Well, now, in Pg 10, there will be a chance:
$ CREATE STATISTICS test_stats ON i_100, i_500 FROM test; $ analyze test;
And now the “bad" queries:
$ EXPLAIN analyze SELECT * FROM test WHERE i_100 = 91 AND i_500 = 491; QUERY PLAN ------------------------------------------------------------------------------------------------------- Seq Scan ON test (cost=0.00..2041.00 ROWS=199 width=12) (actual TIME=0.141..25.531 ROWS=200 loops=1) FILTER: ((i_100 = 91) AND (i_500 = 491)) ROWS Removed BY FILTER: 99800 Planning TIME: 0.545 ms Execution TIME: 25.617 ms (5 ROWS) $ EXPLAIN analyze SELECT * FROM test WHERE i_100 = 91 AND i_500 = 17; QUERY PLAN ------------------------------------------------------------------------------------------------------ Seq Scan ON test (cost=0.00..2041.00 ROWS=199 width=12) (actual TIME=11.803..11.803 ROWS=0 loops=1) FILTER: ((i_100 = 91) AND (i_500 = 17)) ROWS Removed BY FILTER: 100000 Planning TIME: 0.081 ms Execution TIME: 11.825 ms (5 ROWS)
First query shows clearly improved estimate.
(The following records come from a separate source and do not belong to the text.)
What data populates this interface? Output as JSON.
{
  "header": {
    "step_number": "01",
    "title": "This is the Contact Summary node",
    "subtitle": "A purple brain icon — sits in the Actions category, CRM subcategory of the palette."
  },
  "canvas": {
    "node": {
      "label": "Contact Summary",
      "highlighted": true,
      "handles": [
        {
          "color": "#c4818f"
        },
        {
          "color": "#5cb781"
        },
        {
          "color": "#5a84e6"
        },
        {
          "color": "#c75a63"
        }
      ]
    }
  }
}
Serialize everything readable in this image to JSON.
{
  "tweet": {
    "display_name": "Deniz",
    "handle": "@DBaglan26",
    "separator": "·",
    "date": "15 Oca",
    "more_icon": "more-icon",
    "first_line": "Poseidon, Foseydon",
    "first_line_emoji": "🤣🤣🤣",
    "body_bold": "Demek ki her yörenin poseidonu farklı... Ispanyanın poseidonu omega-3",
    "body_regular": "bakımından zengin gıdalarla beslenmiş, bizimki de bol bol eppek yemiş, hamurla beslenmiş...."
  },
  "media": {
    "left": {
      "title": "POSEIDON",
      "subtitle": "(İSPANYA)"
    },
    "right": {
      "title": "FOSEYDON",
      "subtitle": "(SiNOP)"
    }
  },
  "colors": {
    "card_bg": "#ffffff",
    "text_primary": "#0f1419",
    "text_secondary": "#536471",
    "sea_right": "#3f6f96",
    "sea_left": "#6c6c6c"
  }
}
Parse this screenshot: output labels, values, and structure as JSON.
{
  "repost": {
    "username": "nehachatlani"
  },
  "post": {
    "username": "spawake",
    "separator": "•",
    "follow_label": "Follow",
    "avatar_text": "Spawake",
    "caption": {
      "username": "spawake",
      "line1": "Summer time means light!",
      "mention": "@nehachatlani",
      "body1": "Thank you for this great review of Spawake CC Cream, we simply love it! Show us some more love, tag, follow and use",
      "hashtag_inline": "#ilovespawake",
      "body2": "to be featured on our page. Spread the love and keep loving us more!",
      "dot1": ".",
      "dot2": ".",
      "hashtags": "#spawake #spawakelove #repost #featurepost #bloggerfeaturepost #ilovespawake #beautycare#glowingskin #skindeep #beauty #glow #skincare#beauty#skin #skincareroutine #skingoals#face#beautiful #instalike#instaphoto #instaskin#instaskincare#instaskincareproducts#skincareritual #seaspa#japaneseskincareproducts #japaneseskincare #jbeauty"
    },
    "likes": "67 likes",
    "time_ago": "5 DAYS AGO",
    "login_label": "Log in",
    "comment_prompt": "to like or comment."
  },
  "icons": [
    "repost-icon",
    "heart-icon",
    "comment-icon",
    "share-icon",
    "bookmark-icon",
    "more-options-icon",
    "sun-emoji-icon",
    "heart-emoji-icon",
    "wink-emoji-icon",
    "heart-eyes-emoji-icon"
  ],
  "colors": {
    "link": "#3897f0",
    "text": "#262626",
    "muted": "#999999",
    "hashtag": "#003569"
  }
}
Second – not so much. Why? To be honest, no idea. If someone can enlighten me, it would be really great. In any way – these are just first steps into getting proper multi-column statistics, so I'm very happy about it, and enthusiastic about future – even if some bit of the functionality now doesn't seem to work as expected (by me). It's a long road, but I'm very grateful that we started it. Thanks a lot to all involved.
The multivariate feature in PG 10 only records a single integer indicating the correlation of the columns — it doesn’t record the probability of specific column combinations. That features is hopefully coming in PG 11.
Your second-to-last query hit a common combination (both ending in 1) while your last query has no matching rows (the last digit is different).